Gary Shapiro, CEA
There is an invisible thread that keeps our Wi-Fi running, our Bluetooth connections buzzing and our instant messages flying. These operations are now such staples of our everyday lives that few of us bother to consider how the devices actually work. But that common thread – radio frequency that is known as “unlicensed spectrum” – plays a critical role in keeping us connected and advancing innovation and tech entrepreneurship in the 21st century.
The exponential growth in electronics that rely on unlicensed spectrum has changed the way we live, work and play. The Federal Communications Commission makes spectrum available either on a licensed or unlicensed basis. Unlicensed spectrum is an affordable alternative to licensed spectrum – such as what broadcasters use to transmit their signals – fostering connectivity and facilitating innovation. Any innovator or consumer can use unlicensed spectrum simply by following well-known rules.
This light regulatory system enables innovators to deliver millions of unlicensed offerings, including Wi-Fi hotspots, wireless headsets, remote car-door openers and wireless keyboards. Unlicensed spectrum also facilitates industrial communication, and even lesser-known capabilities such as underground cable detection.
This week the Consumer Electronics Association (CEA)® released a report, Unlicensed Spectrum and the American Economy, examining the economic impact of unlicensed spectrum on the American economy.
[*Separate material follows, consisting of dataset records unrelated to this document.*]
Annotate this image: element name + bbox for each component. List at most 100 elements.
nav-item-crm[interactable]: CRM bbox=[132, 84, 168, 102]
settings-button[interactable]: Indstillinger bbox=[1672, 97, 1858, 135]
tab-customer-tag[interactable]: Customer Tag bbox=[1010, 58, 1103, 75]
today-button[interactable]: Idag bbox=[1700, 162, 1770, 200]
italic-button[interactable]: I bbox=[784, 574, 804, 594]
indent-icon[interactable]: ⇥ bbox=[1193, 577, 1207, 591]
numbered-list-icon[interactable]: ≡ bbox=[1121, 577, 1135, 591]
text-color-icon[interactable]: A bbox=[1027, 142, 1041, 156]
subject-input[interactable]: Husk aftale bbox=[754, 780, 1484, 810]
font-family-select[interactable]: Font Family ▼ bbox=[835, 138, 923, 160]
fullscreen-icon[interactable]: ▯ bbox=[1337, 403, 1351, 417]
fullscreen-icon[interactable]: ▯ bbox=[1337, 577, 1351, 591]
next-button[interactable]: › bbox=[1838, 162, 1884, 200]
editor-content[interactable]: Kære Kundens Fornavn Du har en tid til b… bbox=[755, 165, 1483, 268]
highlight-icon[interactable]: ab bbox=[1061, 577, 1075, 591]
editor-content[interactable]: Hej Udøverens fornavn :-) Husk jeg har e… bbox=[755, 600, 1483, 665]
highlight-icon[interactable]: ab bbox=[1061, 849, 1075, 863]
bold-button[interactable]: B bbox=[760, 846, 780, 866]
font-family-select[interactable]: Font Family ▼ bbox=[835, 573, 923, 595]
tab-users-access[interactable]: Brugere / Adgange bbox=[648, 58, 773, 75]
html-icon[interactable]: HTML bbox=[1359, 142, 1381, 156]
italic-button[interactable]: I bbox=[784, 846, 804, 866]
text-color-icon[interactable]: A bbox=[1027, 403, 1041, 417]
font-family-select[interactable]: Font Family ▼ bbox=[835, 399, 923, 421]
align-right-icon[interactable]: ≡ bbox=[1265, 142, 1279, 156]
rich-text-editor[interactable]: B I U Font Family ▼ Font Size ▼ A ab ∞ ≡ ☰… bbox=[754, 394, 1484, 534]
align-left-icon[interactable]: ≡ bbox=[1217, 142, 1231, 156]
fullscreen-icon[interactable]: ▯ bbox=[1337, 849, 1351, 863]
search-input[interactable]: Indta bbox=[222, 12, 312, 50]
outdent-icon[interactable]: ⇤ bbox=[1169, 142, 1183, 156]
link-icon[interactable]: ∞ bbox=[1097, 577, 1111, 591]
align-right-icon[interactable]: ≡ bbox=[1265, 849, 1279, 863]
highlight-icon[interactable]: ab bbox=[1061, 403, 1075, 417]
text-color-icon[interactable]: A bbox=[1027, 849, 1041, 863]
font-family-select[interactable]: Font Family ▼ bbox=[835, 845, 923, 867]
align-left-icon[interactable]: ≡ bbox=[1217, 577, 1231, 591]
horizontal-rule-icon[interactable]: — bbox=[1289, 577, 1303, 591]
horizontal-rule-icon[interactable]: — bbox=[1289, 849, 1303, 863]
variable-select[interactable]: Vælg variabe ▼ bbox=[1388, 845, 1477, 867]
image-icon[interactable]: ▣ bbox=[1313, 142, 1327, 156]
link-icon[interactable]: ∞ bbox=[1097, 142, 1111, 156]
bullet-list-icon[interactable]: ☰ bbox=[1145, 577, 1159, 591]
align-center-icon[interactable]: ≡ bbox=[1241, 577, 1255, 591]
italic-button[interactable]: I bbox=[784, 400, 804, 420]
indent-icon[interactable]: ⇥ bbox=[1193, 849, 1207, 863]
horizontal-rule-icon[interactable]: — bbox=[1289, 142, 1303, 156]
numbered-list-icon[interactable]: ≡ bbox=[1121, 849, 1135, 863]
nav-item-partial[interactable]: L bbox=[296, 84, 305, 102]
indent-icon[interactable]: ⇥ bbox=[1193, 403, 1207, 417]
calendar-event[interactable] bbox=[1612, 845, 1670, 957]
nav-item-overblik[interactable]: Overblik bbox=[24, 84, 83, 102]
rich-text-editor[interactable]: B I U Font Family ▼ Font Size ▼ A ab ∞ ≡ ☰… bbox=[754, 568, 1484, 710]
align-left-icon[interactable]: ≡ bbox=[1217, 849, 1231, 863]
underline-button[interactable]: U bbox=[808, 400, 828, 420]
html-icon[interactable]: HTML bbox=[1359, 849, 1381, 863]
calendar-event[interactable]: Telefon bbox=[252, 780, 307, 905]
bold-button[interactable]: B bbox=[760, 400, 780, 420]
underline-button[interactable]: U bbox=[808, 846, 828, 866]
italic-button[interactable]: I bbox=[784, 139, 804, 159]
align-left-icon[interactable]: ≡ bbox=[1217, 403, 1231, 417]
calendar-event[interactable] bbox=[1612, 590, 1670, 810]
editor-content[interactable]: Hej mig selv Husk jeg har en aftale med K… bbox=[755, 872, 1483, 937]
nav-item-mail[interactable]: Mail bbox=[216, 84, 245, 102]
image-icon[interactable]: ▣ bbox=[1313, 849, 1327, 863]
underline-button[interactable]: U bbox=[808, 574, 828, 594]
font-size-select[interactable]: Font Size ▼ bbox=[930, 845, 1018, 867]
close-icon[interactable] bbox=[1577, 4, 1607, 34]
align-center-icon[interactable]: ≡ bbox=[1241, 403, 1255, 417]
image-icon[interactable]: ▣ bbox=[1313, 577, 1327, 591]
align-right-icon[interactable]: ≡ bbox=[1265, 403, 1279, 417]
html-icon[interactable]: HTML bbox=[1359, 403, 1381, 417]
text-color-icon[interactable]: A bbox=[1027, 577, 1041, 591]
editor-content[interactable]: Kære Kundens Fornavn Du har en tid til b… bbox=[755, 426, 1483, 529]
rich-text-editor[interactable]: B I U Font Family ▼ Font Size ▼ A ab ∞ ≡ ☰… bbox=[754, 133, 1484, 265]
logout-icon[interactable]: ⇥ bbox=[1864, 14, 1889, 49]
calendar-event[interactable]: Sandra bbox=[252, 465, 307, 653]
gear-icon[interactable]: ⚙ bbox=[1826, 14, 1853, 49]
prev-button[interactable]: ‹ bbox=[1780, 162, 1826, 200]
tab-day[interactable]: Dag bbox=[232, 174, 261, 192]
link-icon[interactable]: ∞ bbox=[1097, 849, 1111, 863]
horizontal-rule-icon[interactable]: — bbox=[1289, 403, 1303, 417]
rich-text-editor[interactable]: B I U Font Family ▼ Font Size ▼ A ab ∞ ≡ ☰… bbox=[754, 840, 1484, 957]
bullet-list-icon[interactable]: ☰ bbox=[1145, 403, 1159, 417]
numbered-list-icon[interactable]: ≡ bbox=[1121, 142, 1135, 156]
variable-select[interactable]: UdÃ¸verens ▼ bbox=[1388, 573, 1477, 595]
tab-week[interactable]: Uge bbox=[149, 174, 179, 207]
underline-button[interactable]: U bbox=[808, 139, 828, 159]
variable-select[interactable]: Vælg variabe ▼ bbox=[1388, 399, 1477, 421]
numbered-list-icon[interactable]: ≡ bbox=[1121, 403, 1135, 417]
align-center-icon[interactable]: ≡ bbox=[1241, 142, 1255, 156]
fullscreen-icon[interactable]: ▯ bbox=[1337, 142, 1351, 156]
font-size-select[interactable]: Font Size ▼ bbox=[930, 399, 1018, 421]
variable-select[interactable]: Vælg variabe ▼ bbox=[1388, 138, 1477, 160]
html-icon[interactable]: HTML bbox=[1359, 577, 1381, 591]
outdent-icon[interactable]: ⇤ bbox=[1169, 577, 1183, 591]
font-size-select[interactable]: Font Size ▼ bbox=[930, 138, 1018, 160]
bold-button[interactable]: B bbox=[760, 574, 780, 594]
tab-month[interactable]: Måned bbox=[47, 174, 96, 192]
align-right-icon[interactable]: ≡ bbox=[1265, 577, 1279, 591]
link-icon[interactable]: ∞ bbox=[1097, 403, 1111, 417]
CEA estimates that unlicensed spectrum generates $62 billion per year in incremental retail sales value – the value of a device attributable to unlicensed spectrum. More, sales of devices that rely on unlicensed spectrum are on the rise. Just those CE products that rely most heavily on unlicensed spectrum – including Bluetooth and radio frequency identification-enabled devices – have a cumulative annual growth rate of roughly 30 percent.
Consumer demand for smartphones and tablets is now driving demand for even more unlicensed spectrum. According to a Pew Research report, the number of American adults who owned smartphone devices in 2013 nearly doubled in just two years, growing from 35 percent to 56 percent. And ownership of tablet computers more than quadrupled from 2011 to 2013, skyrocketing from eight percent to 34 percent. The exponential growth of these products is powerful evidence that we need unlicensed spectrum to fuel innovation. Without it, these devices either would not exist or have significantly diminished capabilities.
Unlicensed spectrum gives innovators an invaluable tool: low-cost access to the airwaves. With this tool, innovators can harness the power of the network to give devices more utility than they could ever have in isolation. As the 2014 International CES® demonstrated, new waves of connected devices rely almost exclusively on unlicensed spectrum. For example, the WeMo Insight Switch by Belkin sends notifications to your smart device showing how much energy your electronics are using. It allows you to turn devices on or off remotely, or it can give you a head start on dinner by pre-heating the crockpot while you’re sitting in rush-hour traffic. And August’s Smart Lock lets you access your home through your smartphone. The smart lock on the door recognizes your smartphone as you approach your home, verifies your access credentials, and unlocks the door for you without the need for physical keys. None of this would be possible without unlicensed spectrum.